How is the support for Languages other than English?

First of all, really nice work!

I am curious about the support for languages other than English, especially for CJK languages?

I couldn’t find any clue about that from the online demo.

Thanks in advance!


Prodigy uses spaCy for NLP by default, although you can also change this, and write recipes that use any other NLP library instead.

We don’t have pre-trained NER models for CJK languages in spaCy yet, but we have segmentation for Chinese and Japanese based on third-party libraries. For text classification, I would expect everything to work fine.

I would suggest giving the CJK support in spaCy a try. If you find that works OK, you’ll probably find Prodigy works well too.

To add to @honnibal's comment above, here's a thread that shows an example of using Prodigy with languages that spaCy doesn't yet provide pre-trained models for (in this case, to train a Norwegian text classifier):

And this thread discusses using Prodigy to add NER and text classification capabilities to a Chinese spaCy model (which, according to the user, seems to have worked well):

About prodigy,i want to know whether the prodigy support Chinese NER like English. i found that if i apply prodigy on Chinese,like English,the result i got from 8080 has no Chinese sentences or words. Only i give the chinese dataset to prodigy, use ner.manual recipe to annotation by manual,and use ner.teach recipe to choose right or wrong. if there is other support for me to got NER more intelligence.

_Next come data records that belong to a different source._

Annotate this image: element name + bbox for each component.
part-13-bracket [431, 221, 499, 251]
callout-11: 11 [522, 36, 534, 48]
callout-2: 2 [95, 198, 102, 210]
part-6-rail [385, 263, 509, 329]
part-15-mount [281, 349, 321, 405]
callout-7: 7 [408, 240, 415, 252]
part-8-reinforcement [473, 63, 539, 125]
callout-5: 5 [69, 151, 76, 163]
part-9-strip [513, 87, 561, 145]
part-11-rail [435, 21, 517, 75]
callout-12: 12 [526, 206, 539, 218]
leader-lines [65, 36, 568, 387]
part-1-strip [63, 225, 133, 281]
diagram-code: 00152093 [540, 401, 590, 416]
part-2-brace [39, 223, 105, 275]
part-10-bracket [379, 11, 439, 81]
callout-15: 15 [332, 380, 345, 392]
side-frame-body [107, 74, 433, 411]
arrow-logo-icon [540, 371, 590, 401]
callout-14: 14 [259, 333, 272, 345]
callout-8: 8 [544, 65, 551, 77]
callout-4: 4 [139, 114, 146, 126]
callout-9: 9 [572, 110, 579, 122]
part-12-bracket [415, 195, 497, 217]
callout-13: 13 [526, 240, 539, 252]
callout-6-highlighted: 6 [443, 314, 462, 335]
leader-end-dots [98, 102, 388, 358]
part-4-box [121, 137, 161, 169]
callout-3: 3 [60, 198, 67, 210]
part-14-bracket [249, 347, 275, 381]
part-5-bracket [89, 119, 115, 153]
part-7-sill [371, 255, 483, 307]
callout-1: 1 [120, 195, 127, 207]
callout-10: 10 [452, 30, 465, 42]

We have several users who work with Chinese in Prodigy, so yes! We just don't have a pretrained Chinese NER model for spaCy, so you need to do that part yourself.

If you're working with Chinese, you need to use a Chinese base model with a Chinese tokenizer. See the links posted above for an example of how to save out a base model and tokenizer for a different language. You can use spacy.blank("zh"), save it to disk and use that as the base model for annotation. Maybe you can also use some match patterns to make the initial annotation faster.